Is that life not fulfilled by means of education? Of course, money plays its part, but, I would argue that the part it plays is merely a facilitative one – it allows you to live – physically live well, having food in your stomach and a roof over your head. It is education that plays the major part in each and every stage of a life – all life, and to deny that would be to deny many things, and be denied them to.
RLF: Can you give examples of what would be denied by denying someone the advantages education offers?
FSB: Of course. To live without education would be to live a life that could not really be said to be a life in the true sense of the word. We speak of the good life. What is that? It is merely having enough food to eat, having a roof, however splendid a roof, over one’s head? Surely not.
The good life is that which is spent being responsible – for one’s kids, for oneself and one’s partner, and for the community, society and for the environment in which we all dwell. We cannot count any life good if we leave out even one of those.
The key to living life to the full, taking into account what I have just said, is being rational, thinking carefully before acting. We cannot ignore each other, we cannot ignore our surroundings – near and more global, and therefore, we cannot ignore the role and the value of being educated.
To be educated, what we used to call being ‘book learned’ has changed beyond all recognition as the technological world encroaches on all our lives. And although some say the value of books is lessened in this age of computers, the role of reading and understanding is just as important as it has ever been. To understand the world in which you live is the most vital undertaking you can have.
For consider a person without this understanding – or at least, a wish, a propensity to understand. Such a person would surely fall foul to all the ills of the world – moral, social and physical. A young person just going to university, is educated, not just whilst she is in the classroom, in the lecture theater, or in the library or study, she learns much from being with other students.
Going to university is many things, but one that is least mentioned is that part of studying at university with people of one’s own age – people from different parts of the same country – people you would hardly be likely to meet in any other way, other than on a university campus.
Society – a nation – a community, is held together more closely by contact, and by that I do not just mean being in the same shopping mall, but interacting in ways that are meaningful.
To be denied that chance – the chance to interact with one’s peers from wherever they come from, is to be denied the opportunity to engage in the important work of building a nation, of building a society, of building an entity we call a nation.
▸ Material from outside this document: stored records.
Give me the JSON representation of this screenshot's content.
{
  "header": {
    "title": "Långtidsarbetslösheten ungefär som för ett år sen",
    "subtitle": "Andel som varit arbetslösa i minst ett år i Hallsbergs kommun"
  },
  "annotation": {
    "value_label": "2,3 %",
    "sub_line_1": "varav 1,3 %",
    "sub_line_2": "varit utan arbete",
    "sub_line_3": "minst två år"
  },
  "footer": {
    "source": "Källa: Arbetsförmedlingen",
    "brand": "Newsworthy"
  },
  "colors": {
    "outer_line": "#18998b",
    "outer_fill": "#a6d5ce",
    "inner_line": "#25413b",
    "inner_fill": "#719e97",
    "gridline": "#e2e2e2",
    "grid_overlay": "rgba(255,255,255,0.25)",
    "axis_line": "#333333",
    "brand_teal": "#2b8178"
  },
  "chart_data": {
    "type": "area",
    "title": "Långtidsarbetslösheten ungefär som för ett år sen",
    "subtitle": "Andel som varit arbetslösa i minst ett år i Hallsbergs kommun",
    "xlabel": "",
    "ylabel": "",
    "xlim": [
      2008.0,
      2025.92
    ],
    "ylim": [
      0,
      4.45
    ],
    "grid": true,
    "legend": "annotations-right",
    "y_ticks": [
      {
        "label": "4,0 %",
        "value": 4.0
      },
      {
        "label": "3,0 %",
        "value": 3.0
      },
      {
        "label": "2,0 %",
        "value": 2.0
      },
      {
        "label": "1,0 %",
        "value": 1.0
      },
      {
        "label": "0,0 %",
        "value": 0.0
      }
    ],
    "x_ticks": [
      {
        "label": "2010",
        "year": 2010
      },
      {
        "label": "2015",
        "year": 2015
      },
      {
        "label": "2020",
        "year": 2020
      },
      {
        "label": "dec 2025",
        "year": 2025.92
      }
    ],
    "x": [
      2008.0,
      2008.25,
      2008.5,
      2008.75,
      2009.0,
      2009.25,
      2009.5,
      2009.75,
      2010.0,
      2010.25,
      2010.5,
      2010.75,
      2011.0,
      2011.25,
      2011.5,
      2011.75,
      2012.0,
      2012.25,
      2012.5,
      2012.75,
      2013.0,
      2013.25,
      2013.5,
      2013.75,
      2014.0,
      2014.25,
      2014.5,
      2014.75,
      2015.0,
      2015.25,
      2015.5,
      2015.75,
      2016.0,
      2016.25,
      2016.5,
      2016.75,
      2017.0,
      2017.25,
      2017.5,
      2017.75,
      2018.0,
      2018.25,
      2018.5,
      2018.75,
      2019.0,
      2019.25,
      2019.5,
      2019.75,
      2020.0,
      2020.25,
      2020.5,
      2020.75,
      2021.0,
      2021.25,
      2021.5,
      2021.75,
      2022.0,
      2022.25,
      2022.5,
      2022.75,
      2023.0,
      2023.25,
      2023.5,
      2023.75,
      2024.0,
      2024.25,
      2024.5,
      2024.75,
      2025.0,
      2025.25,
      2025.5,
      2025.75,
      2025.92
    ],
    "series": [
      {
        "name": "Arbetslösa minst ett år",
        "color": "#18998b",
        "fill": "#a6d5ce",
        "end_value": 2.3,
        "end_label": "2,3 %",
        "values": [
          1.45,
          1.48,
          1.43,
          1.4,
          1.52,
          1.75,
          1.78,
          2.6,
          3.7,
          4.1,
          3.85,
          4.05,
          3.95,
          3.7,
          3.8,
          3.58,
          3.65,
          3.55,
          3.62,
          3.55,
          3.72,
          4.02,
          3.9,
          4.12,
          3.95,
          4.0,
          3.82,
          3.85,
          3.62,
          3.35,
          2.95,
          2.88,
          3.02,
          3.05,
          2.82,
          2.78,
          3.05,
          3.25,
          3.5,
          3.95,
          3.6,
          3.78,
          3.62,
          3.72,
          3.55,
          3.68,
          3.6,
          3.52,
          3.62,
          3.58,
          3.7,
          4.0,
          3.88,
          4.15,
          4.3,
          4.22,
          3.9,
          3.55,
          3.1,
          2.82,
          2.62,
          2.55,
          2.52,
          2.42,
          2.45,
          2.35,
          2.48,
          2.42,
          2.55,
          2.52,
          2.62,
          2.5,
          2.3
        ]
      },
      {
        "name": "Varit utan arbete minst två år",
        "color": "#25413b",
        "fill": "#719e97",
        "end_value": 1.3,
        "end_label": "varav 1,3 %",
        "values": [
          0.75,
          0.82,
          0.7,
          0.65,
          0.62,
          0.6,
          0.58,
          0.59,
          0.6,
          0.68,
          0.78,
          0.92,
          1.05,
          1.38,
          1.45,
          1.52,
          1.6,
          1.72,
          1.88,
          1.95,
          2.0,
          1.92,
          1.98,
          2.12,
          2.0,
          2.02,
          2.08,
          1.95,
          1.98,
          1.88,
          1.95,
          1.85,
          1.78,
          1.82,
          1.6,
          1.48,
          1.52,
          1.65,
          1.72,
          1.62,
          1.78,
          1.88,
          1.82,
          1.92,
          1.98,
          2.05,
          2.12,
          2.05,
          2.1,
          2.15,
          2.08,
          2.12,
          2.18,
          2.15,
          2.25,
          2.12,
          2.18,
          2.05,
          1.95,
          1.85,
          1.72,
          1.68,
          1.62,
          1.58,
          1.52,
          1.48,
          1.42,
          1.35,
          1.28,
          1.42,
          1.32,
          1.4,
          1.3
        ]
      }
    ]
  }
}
RLF: Exactly right. What nation is worthy of the name if its young people aren’t educated together in one place – in a university. The home is truly important in life, but it is in leaving home that we truly grow as people, is it not?
FSB: It surely is. Insularity – isolation – selfishness – are not beneficial to nation building, to building a fuller, more wholesome, more rounded personality. The values we get from our parents – moral, religious, functional and psychological and philosophical, are the bedrock upon which the young grow and flourish into maturity. Socializing in educational pursuits is a great second to parental education.
If we grow with others, we grow within ourselves and we are, in turn, then much better equipped to bring other children into the world. Education in all its forms is the key to life.